As we walked the fields looking at grass, fencing and water, I explained that my basic philosophy was to constantly work to lower both my overheads and my direct costs with the fundamental goal of achieving a zero-input ranching model: one that functions on sunshine, rain and management, with no outside inputs.
Imagine my surprise when this idea was met with skepticism, including one basic question: “Why?” As in, why, with all of the obvious production advantages offered by soil amendments, irrigation, cover cropping, protein supplements, why would I simply say “no” to inputs?
I have to admit, I was a bit taken aback. My belief in low input ranching has evolved over a long period of observation and study, and it has become so much a part of my mindset that I no longer even question whether inputs might be a good thing. I simply assume that inputs are counter-productive to my economic and ecological goals. My thinking about inputs has approached religious faith, it seems.
In response to the question of “why” regarding my belief in a low input model, I stammered around a bit, but finally came up with some thoughts about inputs and ranch economics:
First, grass grown with chemical or physical inputs must compete —economically speaking — with the grass I now produce with zero inputs. Sunshine and rain are free, which means I grow grass with zero direct costs. Zero is a pretty low cost structure, and difficult to beat.
Second, grass grown with chemical or physical inputs must also compete with the value or cost of grass I can purchase from my neighbors. In other words, if I can rent pasture for $10 or $20 per AUM, input-produced grass must be able to beat that price to be attractive. I doubt that is possible.
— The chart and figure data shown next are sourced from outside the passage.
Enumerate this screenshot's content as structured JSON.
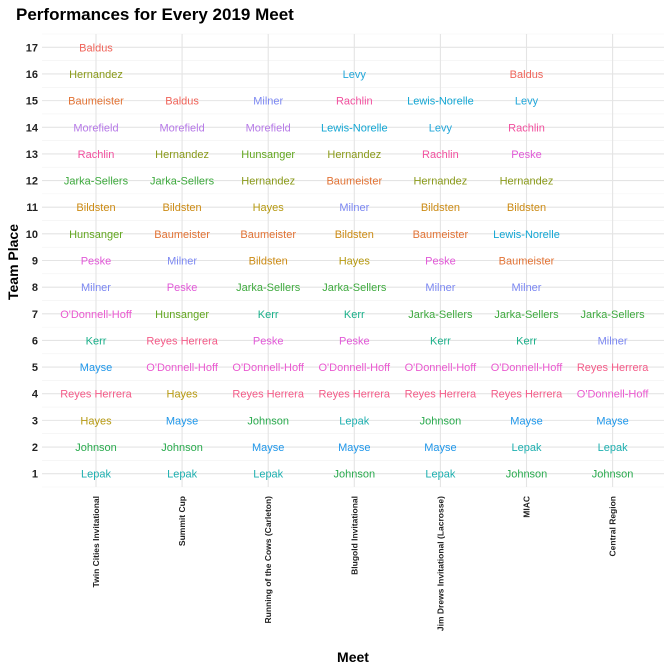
{
  "chart_data": {
    "type": "scatter",
    "title": "Performances for Every 2019 Meet",
    "xlabel": "Meet",
    "ylabel": "Team Place",
    "ylim": [
      0.5,
      17.5
    ],
    "y_ticks": [
      1,
      2,
      3,
      4,
      5,
      6,
      7,
      8,
      9,
      10,
      11,
      12,
      13,
      14,
      15,
      16,
      17
    ],
    "grid": true,
    "legend": "none",
    "categories": [
      "Twin Cities Invitational",
      "Summit Cup",
      "Running of the Cows (Carleton)",
      "Blugold Invitational",
      "Jim Drews Invitational (Lacrosse)",
      "MIAC",
      "Central Region"
    ],
    "colors": {
      "Baldus": "#f0645a",
      "Hernandez": "#8a9a1a",
      "Baumeister": "#e27335",
      "Morefield": "#b77ae8",
      "Rachlin": "#f2509f",
      "Jarka-Sellers": "#3faa3f",
      "Bildsten": "#cc8b14",
      "Hunsanger": "#62a61f",
      "Peske": "#e25ad8",
      "Milner": "#7c88f2",
      "O'Donnell-Hoff": "#ea5ad0",
      "Kerr": "#1ab08a",
      "Mayse": "#1f97ea",
      "Reyes Herrera": "#f45c89",
      "Hayes": "#b79a12",
      "Johnson": "#2bab4f",
      "Lepak": "#1fb0b0",
      "Levy": "#22a7da",
      "Lewis-Norelle": "#14a7d4"
    },
    "meets": [
      {
        "meet": "Twin Cities Invitational",
        "placements": [
          {
            "name": "Lepak",
            "place": 1
          },
          {
            "name": "Johnson",
            "place": 2
          },
          {
            "name": "Hayes",
            "place": 3
          },
          {
            "name": "Reyes Herrera",
            "place": 4
          },
          {
            "name": "Mayse",
            "place": 5
          },
          {
            "name": "Kerr",
            "place": 6
          },
          {
            "name": "O'Donnell-Hoff",
            "place": 7
          },
          {
            "name": "Milner",
            "place": 8
          },
          {
            "name": "Peske",
            "place": 9
          },
          {
            "name": "Hunsanger",
            "place": 10
          },
          {
            "name": "Bildsten",
            "place": 11
          },
          {
            "name": "Jarka-Sellers",
            "place": 12
          },
          {
            "name": "Rachlin",
            "place": 13
          },
          {
            "name": "Morefield",
            "place": 14
          },
          {
            "name": "Baumeister",
            "place": 15
          },
          {
            "name": "Hernandez",
            "place": 16
          },
          {
            "name": "Baldus",
            "place": 17
          }
        ]
      },
      {
        "meet": "Summit Cup",
        "placements": [
          {
            "name": "Lepak",
            "place": 1
          },
          {
            "name": "Johnson",
            "place": 2
          },
          {
            "name": "Mayse",
            "place": 3
          },
          {
            "name": "Hayes",
            "place": 4
          },
          {
            "name": "O'Donnell-Hoff",
            "place": 5
          },
          {
            "name": "Reyes Herrera",
            "place": 6
          },
          {
            "name": "Hunsanger",
            "place": 7
          },
          {
            "name": "Peske",
            "place": 8
          },
          {
            "name": "Milner",
            "place": 9
          },
          {
            "name": "Baumeister",
            "place": 10
          },
          {
            "name": "Bildsten",
            "place": 11
          },
          {
            "name": "Jarka-Sellers",
            "place": 12
          },
          {
            "name": "Hernandez",
            "place": 13
          },
          {
            "name": "Morefield",
            "place": 14
          },
          {
            "name": "Baldus",
            "place": 15
          }
        ]
      },
      {
        "meet": "Running of the Cows (Carleton)",
        "placements": [
          {
            "name": "Lepak",
            "place": 1
          },
          {
            "name": "Mayse",
            "place": 2
          },
          {
            "name": "Johnson",
            "place": 3
          },
          {
            "name": "Reyes Herrera",
            "place": 4
          },
          {
            "name": "O'Donnell-Hoff",
            "place": 5
          },
          {
            "name": "Peske",
            "place": 6
          },
          {
            "name": "Kerr",
            "place": 7
          },
          {
            "name": "Jarka-Sellers",
            "place": 8
          },
          {
            "name": "Bildsten",
            "place": 9
          },
          {
            "name": "Baumeister",
            "place": 10
          },
          {
            "name": "Hayes",
            "place": 11
          },
          {
            "name": "Hernandez",
            "place": 12
          },
          {
            "name": "Hunsanger",
            "place": 13
          },
          {
            "name": "Morefield",
            "place": 14
          },
          {
            "name": "Milner",
            "place": 15
          }
        ]
      },
      {
        "meet": "Blugold Invitational",
        "placements": [
          {
            "name": "Johnson",
            "place": 1
          },
          {
            "name": "Mayse",
            "place": 2
          },
          {
            "name": "Lepak",
            "place": 3
          },
          {
            "name": "Reyes Herrera",
            "place": 4
          },
          {
            "name": "O'Donnell-Hoff",
            "place": 5
          },
          {
            "name": "Peske",
            "place": 6
          },
          {
            "name": "Kerr",
            "place": 7
          },
          {
            "name": "Jarka-Sellers",
            "place": 8
          },
          {
            "name": "Hayes",
            "place": 9
          },
          {
            "name": "Bildsten",
            "place": 10
          },
          {
            "name": "Milner",
            "place": 11
          },
          {
            "name": "Baumeister",
            "place": 12
          },
          {
            "name": "Hernandez",
            "place": 13
          },
          {
            "name": "Lewis-Norelle",
            "place": 14
          },
          {
            "name": "Rachlin",
            "place": 15
          },
          {
            "name": "Levy",
            "place": 16
          }
        ]
      },
      {
        "meet": "Jim Drews Invitational (Lacrosse)",
        "placements": [
          {
            "name": "Lepak",
            "place": 1
          },
          {
            "name": "Mayse",
            "place": 2
          },
          {
            "name": "Johnson",
            "place": 3
          },
          {
            "name": "Reyes Herrera",
            "place": 4
          },
          {
            "name": "O'Donnell-Hoff",
            "place": 5
          },
          {
            "name": "Kerr",
            "place": 6
          },
          {
            "name": "Jarka-Sellers",
            "place": 7
          },
          {
            "name": "Milner",
            "place": 8
          },
          {
            "name": "Peske",
            "place": 9
          },
          {
            "name": "Baumeister",
            "place": 10
          },
          {
            "name": "Bildsten",
            "place": 11
          },
          {
            "name": "Hernandez",
            "place": 12
          },
          {
            "name": "Rachlin",
            "place": 13
          },
          {
            "name": "Levy",
            "place": 14
          },
          {
            "name": "Lewis-Norelle",
            "place": 15
          }
        ]
      },
      {
        "meet": "MIAC",
        "placements": [
          {
            "name": "Johnson",
            "place": 1
          },
          {
            "name": "Lepak",
            "place": 2
          },
          {
            "name": "Mayse",
            "place": 3
          },
          {
            "name": "Reyes Herrera",
            "place": 4
          },
          {
            "name": "O'Donnell-Hoff",
            "place": 5
          },
          {
            "name": "Kerr",
            "place": 6
          },
          {
            "name": "Jarka-Sellers",
            "place": 7
          },
          {
            "name": "Milner",
            "place": 8
          },
          {
            "name": "Baumeister",
            "place": 9
          },
          {
            "name": "Lewis-Norelle",
            "place": 10
          },
          {
            "name": "Bildsten",
            "place": 11
          },
          {
            "name": "Hernandez",
            "place": 12
          },
          {
            "name": "Peske",
            "place": 13
          },
          {
            "name": "Rachlin",
            "place": 14
          },
          {
            "name": "Levy",
            "place": 15
          },
          {
            "name": "Baldus",
            "place": 16
          }
        ]
      },
      {
        "meet": "Central Region",
        "placements": [
          {
            "name": "Johnson",
            "place": 1
          },
          {
            "name": "Lepak",
            "place": 2
          },
          {
            "name": "Mayse",
            "place": 3
          },
          {
            "name": "O'Donnell-Hoff",
            "place": 4
          },
          {
            "name": "Reyes Herrera",
            "place": 5
          },
          {
            "name": "Milner",
            "place": 6
          },
          {
            "name": "Jarka-Sellers",
            "place": 7
          }
        ]
      }
    ]
  }
}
Finally, I occasionally find myself thinking about Armageddon. Not necessarily the Biblical event, but what if our industry or our country was faced with a severe collapse? Perhaps some economic, ecological or political upheaval where supply, transportation and marketing would become much more difficult. What sort of production system would still function in that sort of future? My conclusion: a system that functions independently of politics or policy, that mimics natural processes, that produces and markets locally. I find myself wanting to pursue and promote a model that might just work, even in the most difficult of futures, in times much worse than these.
I’m not the only one thinking about this. I recently came across an article where the author (a forward thinking rancher-philosopher) pondered a future where we would have to operate in much the same way as our grandfathers did: no chemical fertilizer, herbicides, wormers or drugs. Very little equipment or hay and very well-adapted cattle.
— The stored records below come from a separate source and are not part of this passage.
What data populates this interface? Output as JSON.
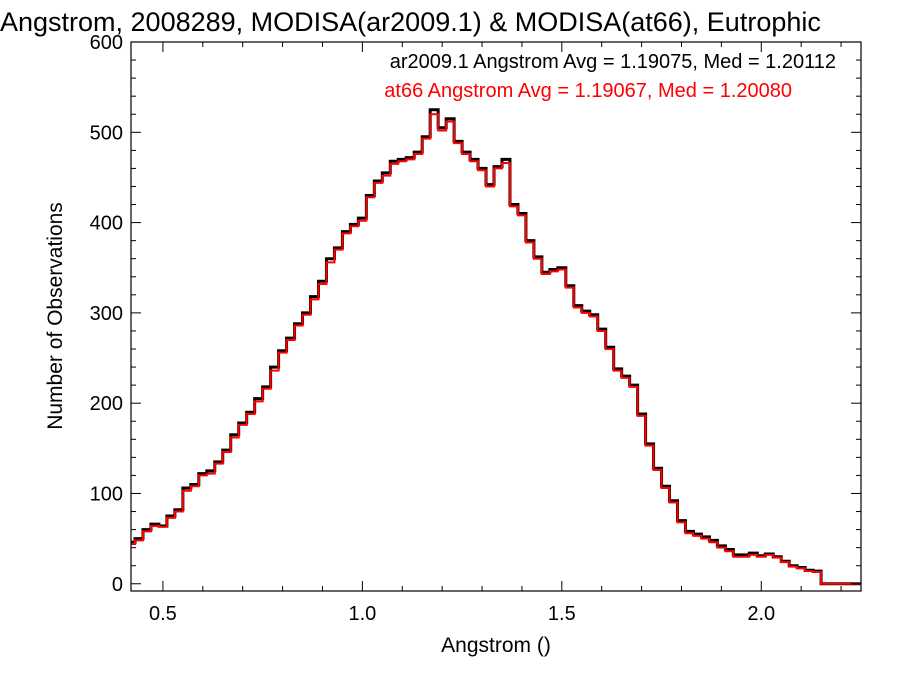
{
  "chart_data": {
    "type": "line",
    "title": "Angstrom, 2008289, MODISA(ar2009.1) & MODISA(at66), Eutrophic",
    "xlabel": "Angstrom ()",
    "ylabel": "Number of Observations",
    "xlim": [
      0.42,
      2.25
    ],
    "ylim": [
      -8,
      600
    ],
    "xticks": [
      {
        "value": 0.5,
        "label": "0.5"
      },
      {
        "value": 1.0,
        "label": "1.0"
      },
      {
        "value": 1.5,
        "label": "1.5"
      },
      {
        "value": 2.0,
        "label": "2.0"
      }
    ],
    "yticks": [
      {
        "value": 0,
        "label": "0"
      },
      {
        "value": 100,
        "label": "100"
      },
      {
        "value": 200,
        "label": "200"
      },
      {
        "value": 300,
        "label": "300"
      },
      {
        "value": 400,
        "label": "400"
      },
      {
        "value": 500,
        "label": "500"
      },
      {
        "value": 600,
        "label": "600"
      }
    ],
    "step": "histogram",
    "legend_position": "top-right",
    "series": [
      {
        "legend": "ar2009.1 Angstrom Avg = 1.19075, Med = 1.20112",
        "color": "#000000",
        "x": [
          0.42,
          0.44,
          0.46,
          0.48,
          0.5,
          0.52,
          0.54,
          0.56,
          0.58,
          0.6,
          0.62,
          0.64,
          0.66,
          0.68,
          0.7,
          0.72,
          0.74,
          0.76,
          0.78,
          0.8,
          0.82,
          0.84,
          0.86,
          0.88,
          0.9,
          0.92,
          0.94,
          0.96,
          0.98,
          1.0,
          1.02,
          1.04,
          1.06,
          1.08,
          1.1,
          1.12,
          1.14,
          1.16,
          1.18,
          1.2,
          1.22,
          1.24,
          1.26,
          1.28,
          1.3,
          1.32,
          1.34,
          1.36,
          1.38,
          1.4,
          1.42,
          1.44,
          1.46,
          1.48,
          1.5,
          1.52,
          1.54,
          1.56,
          1.58,
          1.6,
          1.62,
          1.64,
          1.66,
          1.68,
          1.7,
          1.72,
          1.74,
          1.76,
          1.78,
          1.8,
          1.82,
          1.84,
          1.86,
          1.88,
          1.9,
          1.92,
          1.94,
          1.96,
          1.98,
          2.0,
          2.02,
          2.04,
          2.06,
          2.08,
          2.1,
          2.12,
          2.14,
          2.16,
          2.18,
          2.2,
          2.22,
          2.24
        ],
        "values": [
          46,
          50,
          60,
          66,
          64,
          75,
          82,
          106,
          110,
          122,
          125,
          135,
          148,
          165,
          178,
          190,
          205,
          218,
          240,
          258,
          272,
          288,
          300,
          318,
          335,
          360,
          372,
          390,
          398,
          405,
          430,
          446,
          455,
          468,
          470,
          472,
          478,
          495,
          525,
          505,
          515,
          490,
          478,
          470,
          460,
          442,
          462,
          470,
          420,
          410,
          380,
          362,
          345,
          348,
          350,
          330,
          308,
          302,
          298,
          282,
          262,
          238,
          230,
          220,
          188,
          155,
          128,
          108,
          92,
          70,
          58,
          55,
          52,
          48,
          42,
          38,
          32,
          32,
          34,
          31,
          33,
          30,
          25,
          20,
          18,
          15,
          14,
          0,
          0,
          0,
          0,
          0
        ]
      },
      {
        "legend": "at66 Angstrom Avg = 1.19067, Med = 1.20080",
        "color": "#ff0000",
        "x": [
          0.42,
          0.44,
          0.46,
          0.48,
          0.5,
          0.52,
          0.54,
          0.56,
          0.58,
          0.6,
          0.62,
          0.64,
          0.66,
          0.68,
          0.7,
          0.72,
          0.74,
          0.76,
          0.78,
          0.8,
          0.82,
          0.84,
          0.86,
          0.88,
          0.9,
          0.92,
          0.94,
          0.96,
          0.98,
          1.0,
          1.02,
          1.04,
          1.06,
          1.08,
          1.1,
          1.12,
          1.14,
          1.16,
          1.18,
          1.2,
          1.22,
          1.24,
          1.26,
          1.28,
          1.3,
          1.32,
          1.34,
          1.36,
          1.38,
          1.4,
          1.42,
          1.44,
          1.46,
          1.48,
          1.5,
          1.52,
          1.54,
          1.56,
          1.58,
          1.6,
          1.62,
          1.64,
          1.66,
          1.68,
          1.7,
          1.72,
          1.74,
          1.76,
          1.78,
          1.8,
          1.82,
          1.84,
          1.86,
          1.88,
          1.9,
          1.92,
          1.94,
          1.96,
          1.98,
          2.0,
          2.02,
          2.04,
          2.06,
          2.08,
          2.1,
          2.12,
          2.14,
          2.16,
          2.18,
          2.2,
          2.22,
          2.24
        ],
        "values": [
          44,
          48,
          58,
          64,
          63,
          73,
          80,
          103,
          108,
          120,
          122,
          133,
          146,
          162,
          176,
          188,
          202,
          216,
          236,
          256,
          270,
          286,
          298,
          315,
          332,
          356,
          370,
          388,
          396,
          402,
          428,
          444,
          452,
          465,
          468,
          470,
          476,
          493,
          520,
          502,
          512,
          488,
          476,
          468,
          458,
          440,
          460,
          466,
          418,
          408,
          378,
          360,
          343,
          346,
          348,
          328,
          306,
          300,
          296,
          280,
          260,
          236,
          228,
          218,
          186,
          153,
          126,
          106,
          90,
          68,
          56,
          53,
          50,
          46,
          40,
          36,
          30,
          30,
          32,
          30,
          32,
          29,
          24,
          19,
          17,
          14,
          13,
          0,
          0,
          0,
          0,
          0
        ]
      }
    ],
    "grid": false
  }
}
Maybe that’s our collective future, maybe not. In any case, today’s market trouble may not be the onset of total Armageddon, but it will certainly be difficult for many folks in the industry. Ranchers who have built an economic model based on $1,500 weaner calves will probably find it difficult to adapt to the current reality of $700 calves. And for any business that cannot or will not adapt to that new reality, a tiny little Armageddon awaits.
I’m generally optimistic. In the end, I believe calves can be profitably produced, even in the current market. Clearly, that will require a focus on tightly controlling production costs. For me, that means taking a hard stand against inputs and doing a better job of managing grass resources. I will need the right kind of cattle and the right mindset. I will need to produce pounds of beef with very, very little in the way of input costs.
And that is how I plan to survive Armageddon, or the current market, whichever is worse.